At the Distinguished Personality Lecture organised by the National Institute for Security Studies (NISS) in Abuja, in October, Senator Adams Oshiomhole, a former governor of Edo State, noted that Nigerian workers were poorer now, despite the increased minimum wage. “Inflation severely impacts purchasing power, making it difficult for workers to maintain a decent standard of living,” he observed.
An interesting development underlined the reality that the minimum wage boost is not only cosmetic but also ineffectual. Sensationally, Niger State Governor Mohammed Bago made the headlines after announcing that the state would in November not only begin paying a minimum wage of N80,000 to its workers, which is N10,000 more than the stipulated new national minimum wage, but also aim to “eventually achieve a minimum wage of one million naira.” This can be interpreted as a subtle admission of the inadequacy of the new wage.
Was the governor serious? Did he expect the public to take him and his words seriously? Governor Bago of the All Progressives Congress (APC) is 50 and became governor in 2023. He was a member of the House of Representatives from 2011 to 2023. He may be dreaming of a second term which would take him to 2031. So, he may have time to reach the point of possibly paying one million naira as minimum wage in his state. But he sounded like a politician saying what he thinks the people want to hear.

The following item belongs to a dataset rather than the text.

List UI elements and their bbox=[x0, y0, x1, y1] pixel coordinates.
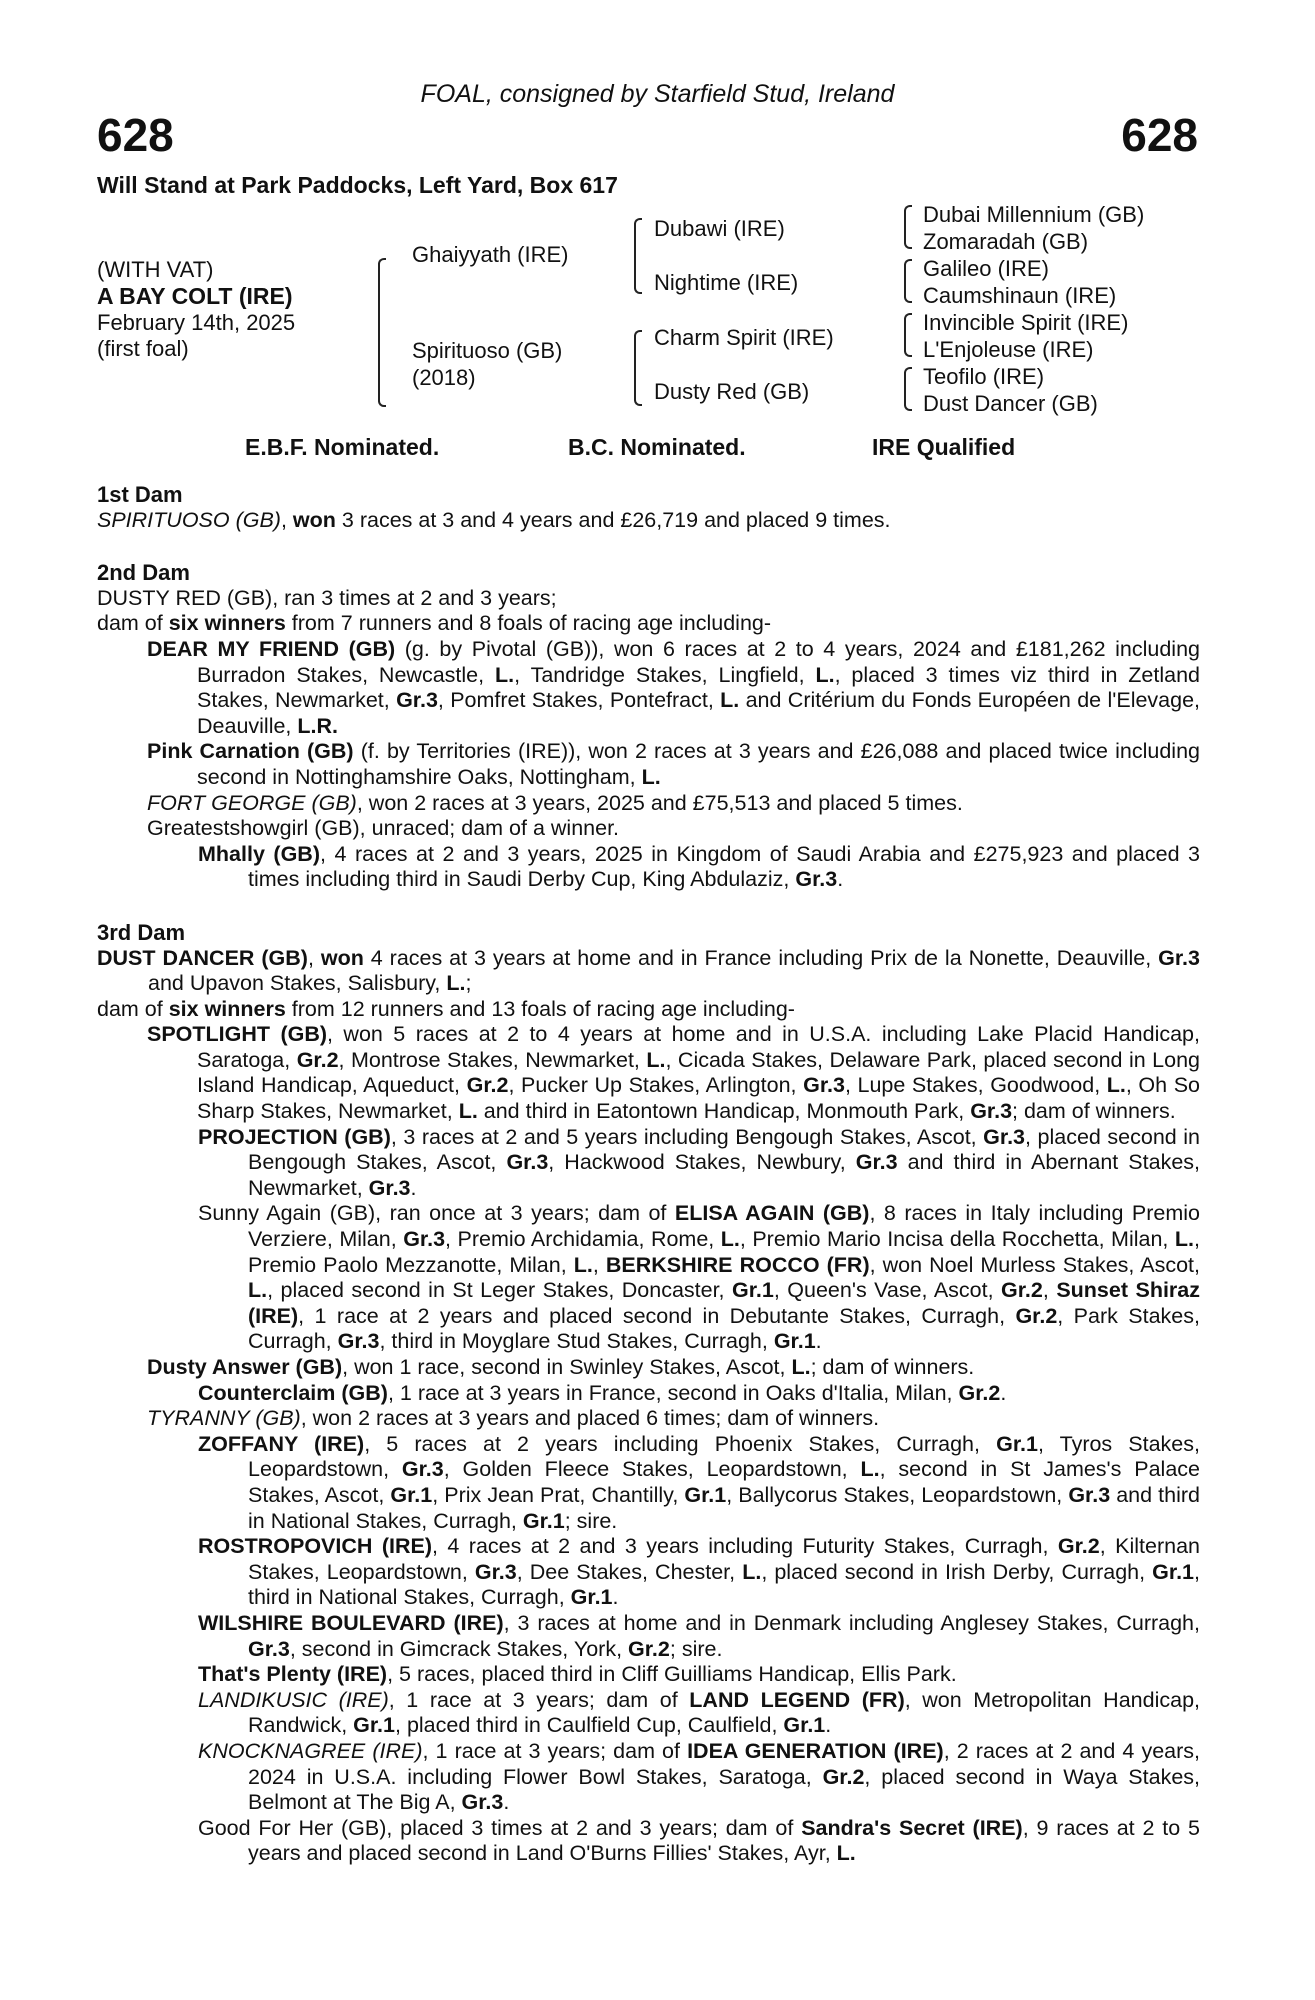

Fifteen states adjusted the fixed minimum wage upward, possibly to give the impression that their governments are worker-friendly. They include Lagos and Rivers (N85,000); Bayelsa, Niger, Enugu, and Akwa Ibom (N80,000). Others are: Delta and Ogun (N77,000), Ebonyi and Kebbi (N75,000), Ondo (N73,000), Kogi and Kaduna (N72,000), Gombe and Kano (N71,000). But the variations are tokenistic. Evidently, the new national minimum wage is not a living wage in the country’s current circumstances. Nigerian workers in the public and private sectors deserve what some describe as a ‘living minimum wage.’
The Minister of Finance and Coordinating Minister of the Economy, Wale Edun, had declared that “The two critical reforms on market-based pricing of Premium Motor Spirit and foreign exchange are now at the stage of results delivery.” At an interactive session with the Senate Committee on Finance, he was reported saying, “These two pillars of the economic reforms… have taken positive shape,” adding, “I think we need to commend Nigerians for staying the course to this stage of getting benefits.”
Many Nigerians who are still struggling with the cost-of-living crisis will not agree with the minister that the country is at the stage of benefitting from the economic reforms. The minister’s assertion is not supported by the increasing prices of goods and services reported by the NBS. When inflation is deflated, the authorities will not need words to communicate that better times have arrived.
When President Bola Tinubu presented the 2025 Appropriation Bill to the National Assembly, he optimistically declared that the government would reduce inflation to 15 percent next year. Also, in his first media chat on December 23, he explained how his administration will bring down inflation from 34.6 percent. Nigerians can’t wait to see this happen.